Slow Rider Top Stuff! Top Gear man breaks ranks to back The Times on bikes

The Times Leader, 14 August 2014

James May doesn’t rock, long hair and leather jackets notwithstanding, but he does roll. He rolls on special occasions in a Ferrari and on airport runs in a Rolls-Royce Phantom Drophead. For longer urban errands he uses a small new BMW, and for shorter ones a folding Brompton bicycle.

Mr May’s admitted use of a bike is not the only thing that sets him apart from Jeremy Clarkson and Richard Hammond, his fellow Top Gear presenters, who call him Captain Slow. He is also, from today, the first of them to endorse The Times’ campaign for safer cycling.

This counts as progress — for the campaign, which emphatically shares the May view that “the roads belong to everybody”, and perhaps for Mr May himself. For it was barely five months ago that he took part in the presentation of four Top Gear cycle safety videos to Westminster Council. One suggested: “Work harder. Buy a car.”

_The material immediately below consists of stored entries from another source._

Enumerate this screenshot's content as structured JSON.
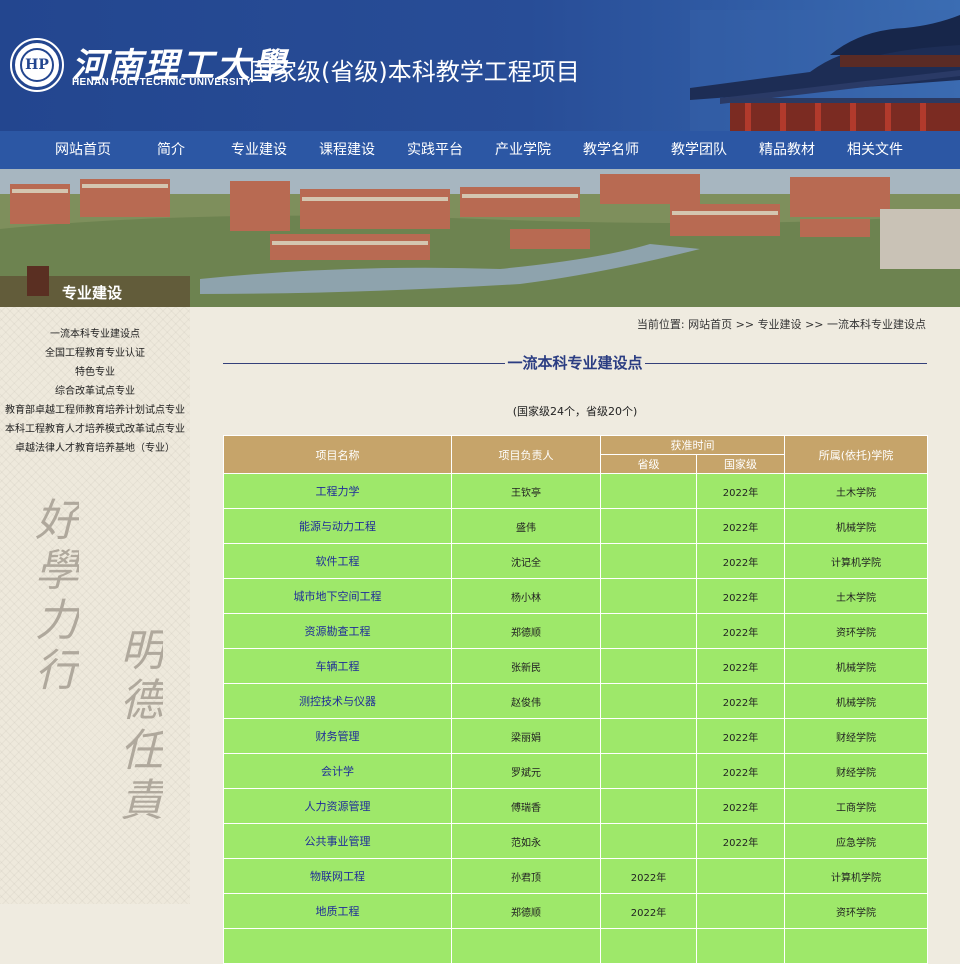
{
  "header": {
    "logo_text_cn": "河南理工大學",
    "logo_text_en": "HENAN POLYTECHNIC UNIVERSITY",
    "title": "国家级(省级)本科教学工程项目"
  },
  "nav": {
    "items": [
      {
        "label": "网站首页"
      },
      {
        "label": "简介"
      },
      {
        "label": "专业建设"
      },
      {
        "label": "课程建设"
      },
      {
        "label": "实践平台"
      },
      {
        "label": "产业学院"
      },
      {
        "label": "教学名师"
      },
      {
        "label": "教学团队"
      },
      {
        "label": "精品教材"
      },
      {
        "label": "相关文件"
      }
    ]
  },
  "banner": {
    "section_label": "专业建设"
  },
  "sidebar": {
    "items": [
      {
        "label": "一流本科专业建设点"
      },
      {
        "label": "全国工程教育专业认证"
      },
      {
        "label": "特色专业"
      },
      {
        "label": "综合改革试点专业"
      },
      {
        "label": "教育部卓越工程师教育培养计划试点专业"
      },
      {
        "label": "本科工程教育人才培养模式改革试点专业"
      },
      {
        "label": "卓越法律人才教育培养基地（专业）"
      }
    ],
    "calligraphy": [
      "好學力行",
      "明德任責"
    ]
  },
  "breadcrumb": {
    "prefix": "当前位置:",
    "home": "网站首页",
    "sep": ">>",
    "section": "专业建设",
    "current": "一流本科专业建设点"
  },
  "main": {
    "heading": "一流本科专业建设点",
    "summary": "(国家级24个，省级20个)"
  },
  "table": {
    "headers": {
      "name": "项目名称",
      "leader": "项目负责人",
      "time": "获准时间",
      "province": "省级",
      "national": "国家级",
      "college": "所属(依托)学院"
    },
    "rows": [
      {
        "name": "工程力学",
        "leader": "王钦亭",
        "province": "",
        "national": "2022年",
        "college": "土木学院"
      },
      {
        "name": "能源与动力工程",
        "leader": "盛伟",
        "province": "",
        "national": "2022年",
        "college": "机械学院"
      },
      {
        "name": "软件工程",
        "leader": "沈记全",
        "province": "",
        "national": "2022年",
        "college": "计算机学院"
      },
      {
        "name": "城市地下空间工程",
        "leader": "杨小林",
        "province": "",
        "national": "2022年",
        "college": "土木学院"
      },
      {
        "name": "资源勘查工程",
        "leader": "郑德顺",
        "province": "",
        "national": "2022年",
        "college": "资环学院"
      },
      {
        "name": "车辆工程",
        "leader": "张新民",
        "province": "",
        "national": "2022年",
        "college": "机械学院"
      },
      {
        "name": "测控技术与仪器",
        "leader": "赵俊伟",
        "province": "",
        "national": "2022年",
        "college": "机械学院"
      },
      {
        "name": "财务管理",
        "leader": "梁丽娟",
        "province": "",
        "national": "2022年",
        "college": "财经学院"
      },
      {
        "name": "会计学",
        "leader": "罗斌元",
        "province": "",
        "national": "2022年",
        "college": "财经学院"
      },
      {
        "name": "人力资源管理",
        "leader": "傅瑞香",
        "province": "",
        "national": "2022年",
        "college": "工商学院"
      },
      {
        "name": "公共事业管理",
        "leader": "范如永",
        "province": "",
        "national": "2022年",
        "college": "应急学院"
      },
      {
        "name": "物联网工程",
        "leader": "孙君顶",
        "province": "2022年",
        "national": "",
        "college": "计算机学院"
      },
      {
        "name": "地质工程",
        "leader": "郑德顺",
        "province": "2022年",
        "national": "",
        "college": "资环学院"
      },
      {
        "name": "",
        "leader": "",
        "province": "",
        "national": "",
        "college": ""
      }
    ]
  }
}
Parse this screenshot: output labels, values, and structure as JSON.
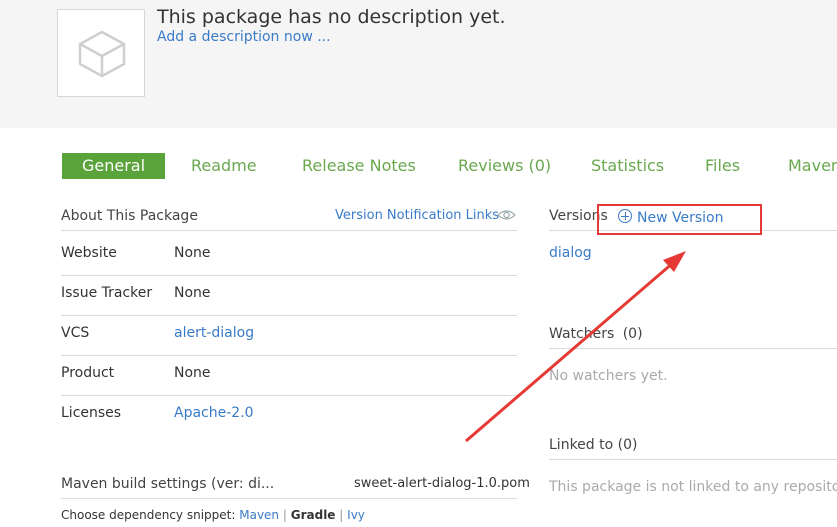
{
  "header": {
    "description": "This package has no description yet.",
    "add_description_link": "Add a description now ..."
  },
  "tabs": [
    {
      "label": "General",
      "active": true
    },
    {
      "label": "Readme"
    },
    {
      "label": "Release Notes"
    },
    {
      "label": "Reviews (0)"
    },
    {
      "label": "Statistics"
    },
    {
      "label": "Files"
    },
    {
      "label": "Maven"
    }
  ],
  "about": {
    "title": "About This Package",
    "notification_link": "Version Notification Links",
    "rows": [
      {
        "label": "Website",
        "value": "None"
      },
      {
        "label": "Issue Tracker",
        "value": "None"
      },
      {
        "label": "VCS",
        "value": "alert-dialog"
      },
      {
        "label": "Product",
        "value": "None"
      },
      {
        "label": "Licenses",
        "value": "Apache-2.0"
      }
    ]
  },
  "maven": {
    "title": "Maven build settings (ver: di...",
    "pom": "sweet-alert-dialog-1.0.pom",
    "snippet_prefix": "Choose dependency snippet:",
    "options": [
      "Maven",
      "Gradle",
      "Ivy"
    ],
    "selected": "Gradle",
    "separator": "|"
  },
  "versions": {
    "title": "Versions",
    "new_version": "New Version",
    "items": [
      "dialog"
    ]
  },
  "watchers": {
    "title": "Watchers",
    "count": "(0)",
    "empty": "No watchers yet."
  },
  "linked": {
    "title": "Linked to (0)",
    "empty": "This package is not linked to any repository y"
  },
  "colors": {
    "accent_green": "#5aa33a",
    "link_blue": "#3a7bc8",
    "annotation_red": "#e53935"
  }
}
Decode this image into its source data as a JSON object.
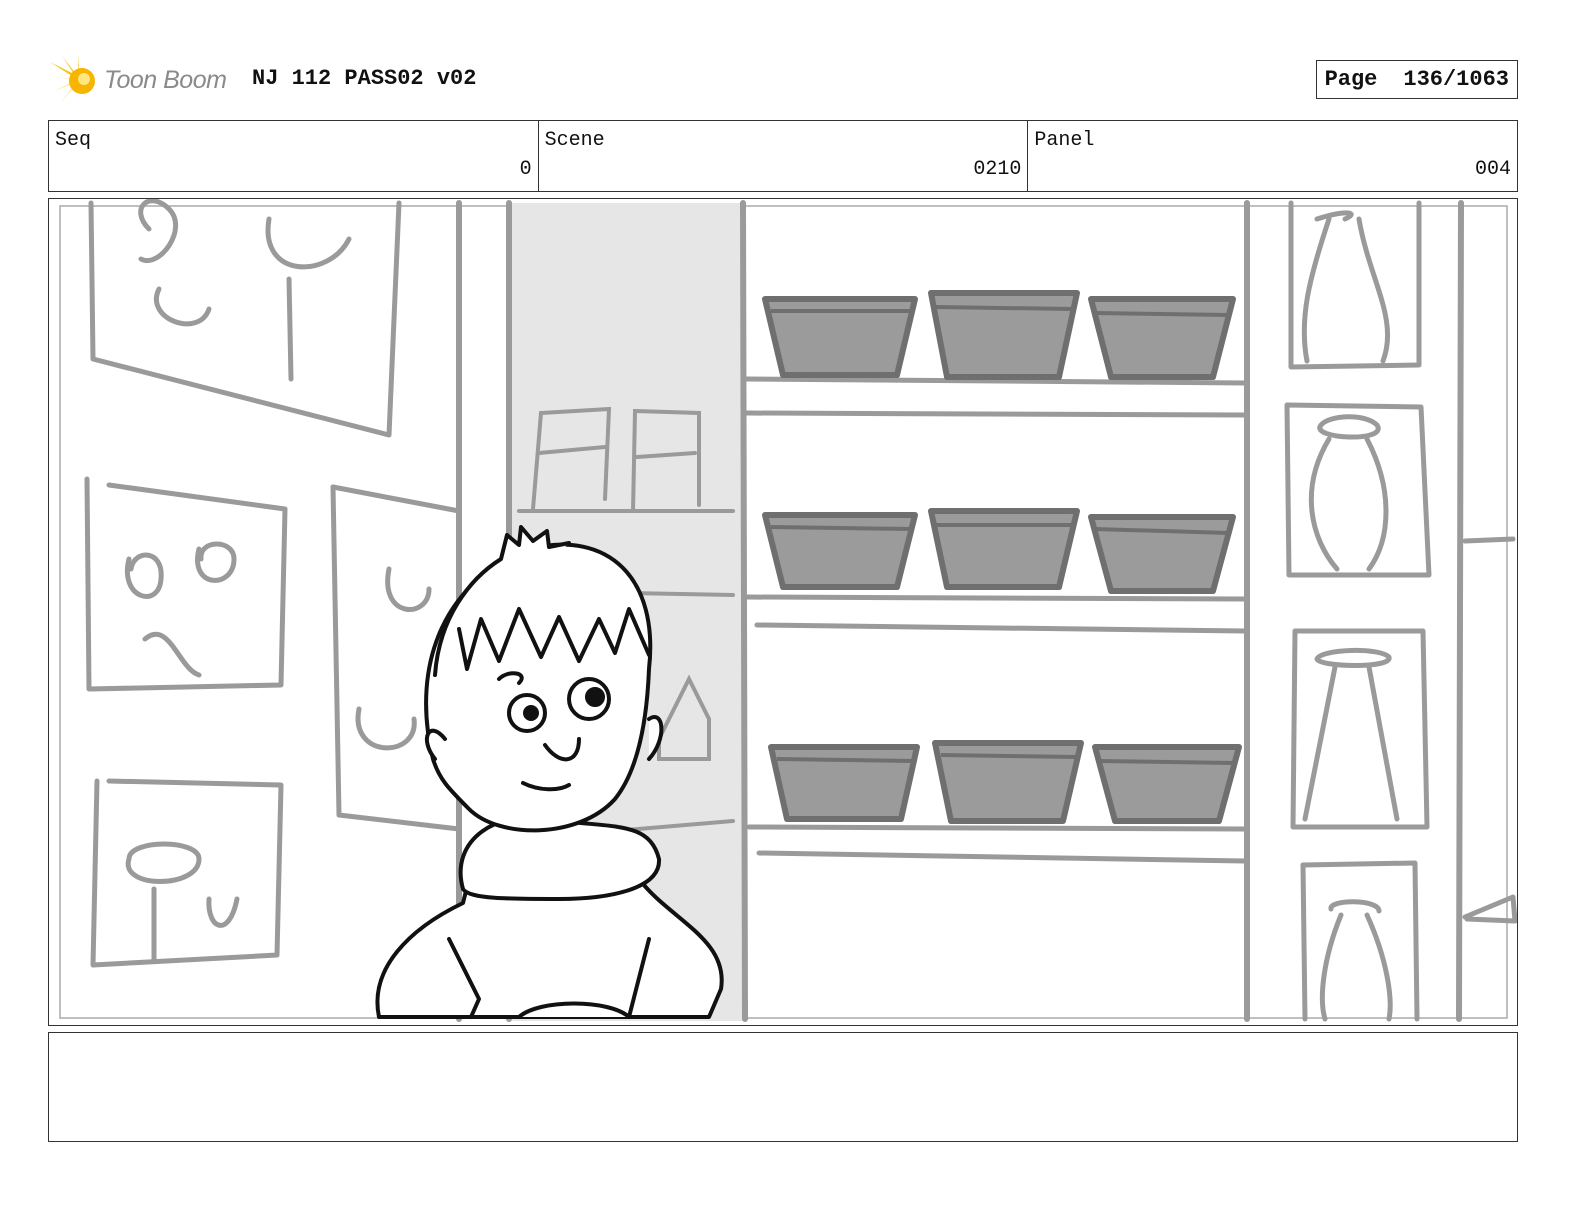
{
  "header": {
    "logo_text": "Toon Boom",
    "title": "NJ 112 PASS02 v02",
    "page_label": "Page",
    "page_number": "136/1063"
  },
  "info": {
    "seq_label": "Seq",
    "seq_value": "0",
    "scene_label": "Scene",
    "scene_value": "0210",
    "panel_label": "Panel",
    "panel_value": "004"
  },
  "panel": {
    "logo_color": "#f5c518",
    "sketch_gray": "#9a9a9a",
    "bowl_gray": "#9b9b9b",
    "bowl_dark": "#6f6f6f",
    "column_fill": "#e6e6e6",
    "line_black": "#111111"
  },
  "notes": {
    "text": ""
  }
}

Not everyone got the joke. In Oregon, where green radicals mingle uneasily with monster truck racers, there was earnest debate over whether the three British petrolheads might actually be serious. Back in Britain, one two-wheeled hill-climbing evangelist said he was “so angry I could put my fist through the TV”. The truth is Mr May is much more than a car guy. He is a former choirboy, a competent flautist and a well-read oenophile. It is hardly surprising that he sees the health benefits and the sheer common sense of cycling , which include the fact that more people on bicycles means more space left for driving.

In the manner of Rodney “can’t we all get along” King after the Los Angeles riots, he asks for an end to “road sectarianism”. He even backs our call for 4 per cent of the transport budget to be spent on better bike paths, which some believe should include “pootling” paths for slower riders. Captain Slow, meet Mr Pootler.